If all the requirements for hosting the Youth Olympic Games are met, the bid could then be put forward for election in a future IOC Session.

Dolomites and Valtellina were selected as the host cities at the 143rd IOC Session in Lausanne on 30 January 2025.

== Bidding parties ==
The following are interested bidding parties for the 2028 Winter Youth Olympics, one of which took part in targeted dialogue with the IOC and Future Host Commission:

===Preferred hosts===
- ITA Dolomites and Valtellina, Italy
In June 2023, the Italian regions of Veneto, Lombardy and Trentino began continuous dialogue with the International Olympic Committee over hosting the Winter Youth Olympic Games in 2028. Milan, the capital of Lombardy, with Cortina d'Ampezzo in Veneto, will be the main host cities of the 2026 Winter Olympics, while Val di Fiemme in Trentino will host several events during those games as well.
In July 2024, the International Olympic Committee (IOC) Executive Board named the Italian bid (now referred to as Dolomiti Valtellina) the preferred candidate to host the 2028 Winter Youth Olympics. The bid utilizes clusters of existing venues in Cortina, Val di Fiemme, and Valtellina, with six of the ten competition venues being shared with the 2026 Winter Olympics.

===Interested parties===
==== Europe ====
- BIH Sarajevo, Bosnia and Herzegovina
On September 27, 2023, the Olympic Committee of Bosnia and Herzegovina president Izet Rađo announced that Bosnia and Herzegovina would prepare a bid to host the Youth Olympic Games in the future, though it was not specified whether they were pursuing either the Summer or Winter Youth Olympic Games. Sarajevo previously hosted the 1984 Winter Olympics and the 2019 European Youth Olympic Winter Festival.

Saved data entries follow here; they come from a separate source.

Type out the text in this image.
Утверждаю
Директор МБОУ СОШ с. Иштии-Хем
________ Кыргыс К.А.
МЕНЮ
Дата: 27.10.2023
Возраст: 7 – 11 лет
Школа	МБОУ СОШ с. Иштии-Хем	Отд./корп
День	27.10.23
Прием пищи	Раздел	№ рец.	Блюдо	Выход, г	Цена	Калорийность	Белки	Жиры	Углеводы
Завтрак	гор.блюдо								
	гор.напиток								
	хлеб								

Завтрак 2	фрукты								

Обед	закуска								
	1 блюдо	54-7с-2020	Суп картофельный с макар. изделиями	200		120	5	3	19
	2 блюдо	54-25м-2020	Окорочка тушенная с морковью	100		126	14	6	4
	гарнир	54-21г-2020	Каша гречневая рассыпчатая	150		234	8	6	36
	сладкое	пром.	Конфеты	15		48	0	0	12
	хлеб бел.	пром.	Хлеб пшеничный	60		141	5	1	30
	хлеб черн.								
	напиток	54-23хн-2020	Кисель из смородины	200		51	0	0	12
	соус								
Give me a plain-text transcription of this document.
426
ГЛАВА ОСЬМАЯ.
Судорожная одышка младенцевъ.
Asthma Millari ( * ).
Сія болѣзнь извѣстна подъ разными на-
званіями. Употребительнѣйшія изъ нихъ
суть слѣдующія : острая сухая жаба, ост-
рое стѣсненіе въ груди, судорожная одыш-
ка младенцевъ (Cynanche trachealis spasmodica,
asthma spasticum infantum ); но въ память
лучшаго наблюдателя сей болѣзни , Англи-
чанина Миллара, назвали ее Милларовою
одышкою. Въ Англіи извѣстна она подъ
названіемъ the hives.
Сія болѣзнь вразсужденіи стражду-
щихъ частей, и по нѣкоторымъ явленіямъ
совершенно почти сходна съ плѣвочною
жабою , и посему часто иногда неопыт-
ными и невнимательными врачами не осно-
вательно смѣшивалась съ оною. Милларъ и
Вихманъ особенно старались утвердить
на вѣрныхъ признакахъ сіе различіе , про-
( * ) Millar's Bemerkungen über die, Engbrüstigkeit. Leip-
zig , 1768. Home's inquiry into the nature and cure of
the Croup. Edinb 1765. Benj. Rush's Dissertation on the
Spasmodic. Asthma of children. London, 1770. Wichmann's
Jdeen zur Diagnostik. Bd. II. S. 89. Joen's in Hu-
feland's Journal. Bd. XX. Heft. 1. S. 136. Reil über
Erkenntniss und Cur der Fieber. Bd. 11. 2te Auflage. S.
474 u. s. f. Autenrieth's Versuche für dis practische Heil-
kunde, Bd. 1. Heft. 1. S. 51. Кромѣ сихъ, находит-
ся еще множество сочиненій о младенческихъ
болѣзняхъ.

- AUT Carinthia, Austria, ITA Friuli-Venezia Giulia, Italy and SVN Slovenia
 On 11 April 2024, Peter Kaiser, the governor of Carinthia, announced that a joined bid of the Austrian state of Carinthia, alongside the Italian region of Friuli-Venezia Giulia and an unknown state in Slovenia, will be prepared. If selected, the Winter Youth Olympics would pose as a test event for an eventual Olympic bid in the future.

- BUL Sofia, Bulgaria
 On 23 April 2024, the Bulgarian Olympic Committee held a meeting with the Bulgarian president, Rumen Radev, and other political leaders and sports industry representatives to discuss the potential for Bulgaria to host the Youth Olympic Games. They proposed that the capital, Sofia and the nearby mountain, Vitosha host. They also acknowledged the need for sports and transport infrastructure in the country to be modernized, as well that efforts from the public would be necessary. Sofia previously expressed interest in hosting the 2012 and 2016 Winter Youth Olympics, but decided against bidding for either.

- UKR Lviv, Ukraine, POL Poland and LAT Sigulda, Latvia
 In November 2019, the mayor of the Ukrainian city of Lviv announced that the city would bid for the 2028 Winter Youth Olympics as well as the 2030 Winter Olympics. The nordic and ice sports would be staged in Poland, the bobsleigh and luge competitions in Sigulda, Latvia. After the Russian invasion of Ukraine in February 2022, a bid seems unlikely.

==== North America ====
- USA Lake Placid, United States
On 13 February 2023, Lake Placid Mayor Art Devlin announced that a bid for the 2028 Winter Youth Olympics is up to debate. Lake Placid previously hosted the 1932 and 1980 Winter Olympics, as well as the 2023 Winter World University Games.